Friday, May 12, 2006

Service Is In The Eye of the Customer:

Today I had the distinct pleasure of hearing the most gratifying remarks I could possibly hear as an attorney: "you guys are great, and I am so thankful for your help today." These remarks came from a client that we helped through an emergency situation this afteroon and they were left on my voicemail after the matter was satisfactorily resolved. It made realize why I am in this business and how wonderful it really feels to be able to help clients. The remarks left on my voicemail were actually longer and so enthusiastic that I forwarded the message to several of our team members just so they could hear it. At the same time, three businesspeople who are forming a company together that aims to have a national presence from the start decided, after meeting with us, to ditch their old attorney from Chicago and take the Exemplar plunge, citing that they really felt that they could connect with us on a personal and business level. Exeperiences like these confirm that the business of law is truly about relationships and helping people and businesses. Those who think it is just about where you got your diploma or technical skill have missed the point. The ability to deliver is a minimum requirement, but I believe that servicing the customer by fostering open and long-lasting relationships is the key to success. Time will tell, but so far our customers have been very satisfied. . . a satisfaction that makes me believe everyday in what we have set out to do as a firm.

Friday, May 05, 2006

More People Seem to '"Get It" Than Ever Before

I have noticed in the past few months (and especially in the past few weeks) that many more of the candidates applying to Exemplar really "get it" and are in a position to take the plunge! Over the past year and a half we have received more than 600 applicants. About half of them were just looking for jobs. We ended up speaking with about 300 of them, half of which were risk tolerant enough to meet for in-person interviews. Only half of those had social skills (that brings us to 75), and only half of those had ambition (37.5). About half of that group had business sense (18.75) and of the rest only half were humble enough to roll up their sleeves and build a firm. We are now 9 and growing about 1 per month and I have noticed a dramatic increase in both the number and percentage of applicants who really "get it!" We had our first Fortune 50 in-house counsel apply to our firm this week and will be flying in to meet with us. From being in-house and knowing how attractive fixed-priced offerings are, he had a unique niche that he believed would do well on a fixed-price model and contacted us.

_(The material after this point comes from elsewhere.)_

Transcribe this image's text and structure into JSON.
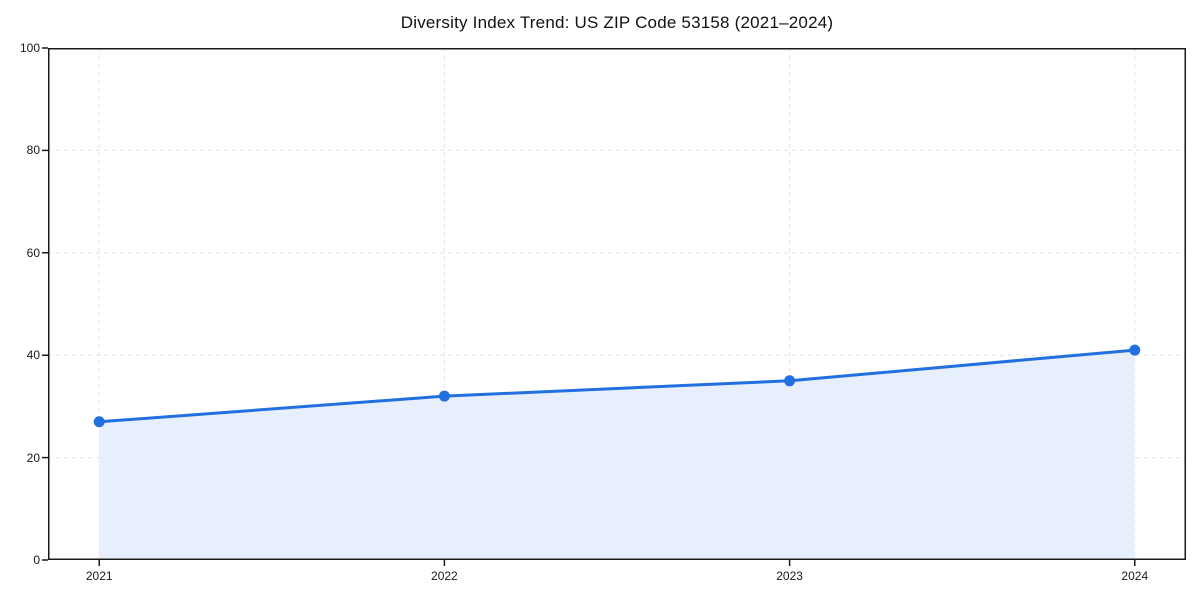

As usual, I will be interviewing about 6-7 people next week to see if there are any leaders among them, but the moral of this story is that visibility has increased and with it comes a higher comfort level that we will be successful. One of the most rewarding life experiences has been speaking with several hundred attorneys and learning about how you view your industy; your dreams; your gripes with the billable hour model; and your interest in a better way of doing business. Most attorneys I know are not happy. The opportunity to build a firm that can be a win for the attorneys by creating a great work environment and at the same time be a win for clients who are endlessly disappointed with law firm service and billable hours is what drives me to get up every day and do what I do. People who think Exemplar is about a pricing model have missed the point. Exemplar is about changing lives. . . one by one. . . until we're all done!